Einen Moment lang war sie wie gelähmt, dann brachte sie schließlich eine Reihe von Flüchen hervor: „Wie kannst du es wagen, mir mein Essen zu stehlen?!“
„Ich werde Tang Chens Essen nicht essen.“ Ungeduldig schob ich sie weg und half Tang Chen, die bewusstlose Xiao Lian auf dem Rücken zu tragen.

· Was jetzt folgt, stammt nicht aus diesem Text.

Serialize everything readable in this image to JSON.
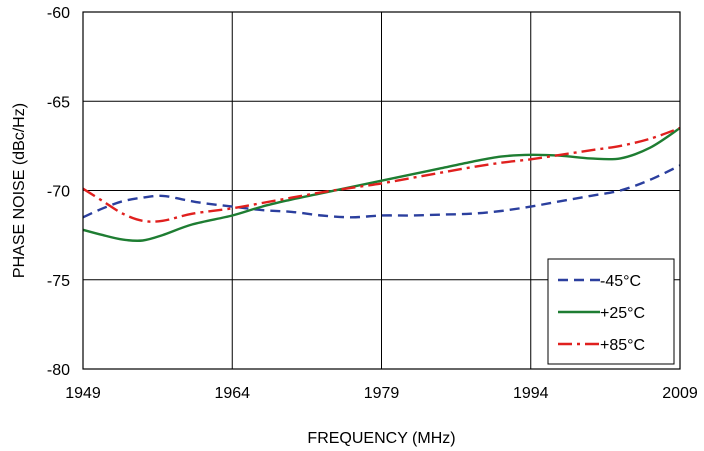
{
  "chart_data": {
    "type": "line",
    "title": "",
    "xlabel": "FREQUENCY (MHz)",
    "ylabel": "PHASE NOISE  (dBc/Hz)",
    "xlim": [
      1949,
      2009
    ],
    "ylim": [
      -80,
      -60
    ],
    "xticks": [
      1949,
      1964,
      1979,
      1994,
      2009
    ],
    "yticks": [
      -60,
      -65,
      -70,
      -75,
      -80
    ],
    "grid": true,
    "legend_position": "bottom-right",
    "series": [
      {
        "name": "-45°C",
        "color": "#2b3f9e",
        "dash": "dash",
        "points": [
          [
            1949,
            -71.5
          ],
          [
            1951,
            -71.0
          ],
          [
            1953,
            -70.6
          ],
          [
            1955,
            -70.4
          ],
          [
            1957,
            -70.3
          ],
          [
            1959,
            -70.5
          ],
          [
            1961,
            -70.7
          ],
          [
            1964,
            -70.9
          ],
          [
            1967,
            -71.1
          ],
          [
            1970,
            -71.2
          ],
          [
            1973,
            -71.4
          ],
          [
            1976,
            -71.5
          ],
          [
            1979,
            -71.4
          ],
          [
            1982,
            -71.4
          ],
          [
            1985,
            -71.35
          ],
          [
            1988,
            -71.3
          ],
          [
            1991,
            -71.15
          ],
          [
            1994,
            -70.9
          ],
          [
            1997,
            -70.6
          ],
          [
            2000,
            -70.3
          ],
          [
            2003,
            -70.0
          ],
          [
            2006,
            -69.4
          ],
          [
            2009,
            -68.6
          ]
        ]
      },
      {
        "name": "+25°C",
        "color": "#1e7d32",
        "dash": "solid",
        "points": [
          [
            1949,
            -72.2
          ],
          [
            1951,
            -72.5
          ],
          [
            1953,
            -72.75
          ],
          [
            1955,
            -72.8
          ],
          [
            1957,
            -72.5
          ],
          [
            1960,
            -71.9
          ],
          [
            1964,
            -71.4
          ],
          [
            1967,
            -70.9
          ],
          [
            1970,
            -70.5
          ],
          [
            1973,
            -70.15
          ],
          [
            1976,
            -69.8
          ],
          [
            1979,
            -69.45
          ],
          [
            1982,
            -69.1
          ],
          [
            1985,
            -68.75
          ],
          [
            1988,
            -68.4
          ],
          [
            1991,
            -68.1
          ],
          [
            1994,
            -68.0
          ],
          [
            1997,
            -68.05
          ],
          [
            2000,
            -68.2
          ],
          [
            2003,
            -68.2
          ],
          [
            2006,
            -67.6
          ],
          [
            2009,
            -66.5
          ]
        ]
      },
      {
        "name": "+85°C",
        "color": "#e0201e",
        "dash": "dashdot",
        "points": [
          [
            1949,
            -69.9
          ],
          [
            1951,
            -70.6
          ],
          [
            1953,
            -71.3
          ],
          [
            1955,
            -71.7
          ],
          [
            1957,
            -71.7
          ],
          [
            1960,
            -71.3
          ],
          [
            1964,
            -71.0
          ],
          [
            1967,
            -70.7
          ],
          [
            1970,
            -70.4
          ],
          [
            1973,
            -70.1
          ],
          [
            1976,
            -69.85
          ],
          [
            1979,
            -69.6
          ],
          [
            1982,
            -69.3
          ],
          [
            1985,
            -69.0
          ],
          [
            1988,
            -68.7
          ],
          [
            1991,
            -68.45
          ],
          [
            1994,
            -68.25
          ],
          [
            1997,
            -68.0
          ],
          [
            2000,
            -67.75
          ],
          [
            2003,
            -67.5
          ],
          [
            2006,
            -67.1
          ],
          [
            2009,
            -66.5
          ]
        ]
      }
    ]
  }
}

„Du hast es bereits markiert, und es ist das Zeichen des Teufelsvogels!“ Es folgte eine weitere Flut flüssiger Flüche. „Weißt du, was du getan hast? Was hast du getan? Hä?!“
Selbst nachdem ich Tang Chen und Xiao Lian wieder zur Schule gebracht hatte (und es mir endlich gelungen war, das Seil zu entfernen), ließ Huang E mich nicht in Ruhe. Über einen halben Monat lang murmelte und fluchte er unaufhörlich; er war außer sich vor Wut.

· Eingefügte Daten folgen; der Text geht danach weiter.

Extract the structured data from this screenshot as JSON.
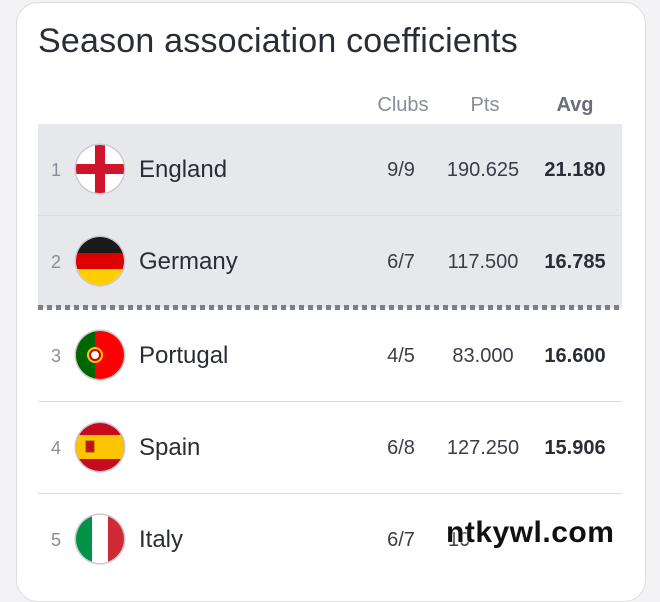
{
  "title": "Season association coefficients",
  "headers": {
    "clubs": "Clubs",
    "pts": "Pts",
    "avg": "Avg"
  },
  "rows": [
    {
      "rank": "1",
      "country": "England",
      "flag": "england-flag-icon",
      "clubs": "9/9",
      "pts": "190.625",
      "avg": "21.180"
    },
    {
      "rank": "2",
      "country": "Germany",
      "flag": "germany-flag-icon",
      "clubs": "6/7",
      "pts": "117.500",
      "avg": "16.785"
    },
    {
      "rank": "3",
      "country": "Portugal",
      "flag": "portugal-flag-icon",
      "clubs": "4/5",
      "pts": "83.000",
      "avg": "16.600"
    },
    {
      "rank": "4",
      "country": "Spain",
      "flag": "spain-flag-icon",
      "clubs": "6/8",
      "pts": "127.250",
      "avg": "15.906"
    },
    {
      "rank": "5",
      "country": "Italy",
      "flag": "italy-flag-icon",
      "clubs": "6/7",
      "pts": "10",
      "avg": ""
    }
  ],
  "watermark": "ntkywl.com",
  "colors": {
    "highlight_row": "#e6e8ec",
    "text": "#2a2d36",
    "muted": "#8a8d99"
  }
}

Ich schätze, sie war so wütend, dass sie sich bei dem alten Mann beschwert hat. Die beiden verstehen sich offensichtlich nicht.
Der alte Mann winkte mich herüber, und sein Gesicht wurde grün.
"...Du hast einen Fleck auf Tang Sanzangs Kleidung hinterlassen?!" brüllte er.
Ich habe auf dem linken Ohr mein Gehör vollständig verloren und mache mir nun Sorgen darüber, dass ich möglicherweise vollständig taub werden könnte.
„Warum machst du so ein Aufhebens darum?“, entgegnete ich. „Hätte ich nicht zuerst ein Zeichen gesetzt, hätte mich dieser Weiße Knochendämon einfach gefressen, ohne dass ich auch nur die Chance gehabt hätte, etwas zu sagen … Es ist meine Schuld, dass ich den Talisman zerrissen habe. Da ich zuerst ein Zeichen gesetzt habe, hätte sie nach den Regeln der Dämonen zuerst mit mir verhandeln und erst dann zu Gewalt greifen sollen, wenn die Verhandlungen gescheitert wären …“
„Das sind die Regeln der Monster!“, schrie der alte Mann noch lauter. „Du bist ein ganz braves Mädchen, warum folgst du Monsterregeln?! Glaubst du, er ist der Einzige? Dummkopf! Wenn du ihn einmal markiert hast, dann für immer! Jeder, der Tang Sanzang fressen will, muss erst an dir vorbei, er muss mit dir verhandeln und bis zum Tod kämpfen! Ich habe dir gesagt, du sollst ihn nicht in der Schule sterben lassen, wer hat dir gesagt, dass du ihn dein Leben lang mit dir herumtragen sollst?! Hä? Du Göre! Erwarte nicht, dass ich dich beschütze! Habe ich nicht schon genug zu tun? Hä?“
Natürlich weiß ich das. Ich kenne Huang'e schon so lange, sollte ich denn nicht wissen, was sie denkt? Sie hat schon über hundert Mal versucht, Tang Chen zu markieren, aber leider hängt ihre Tötungsabsicht von mir ab.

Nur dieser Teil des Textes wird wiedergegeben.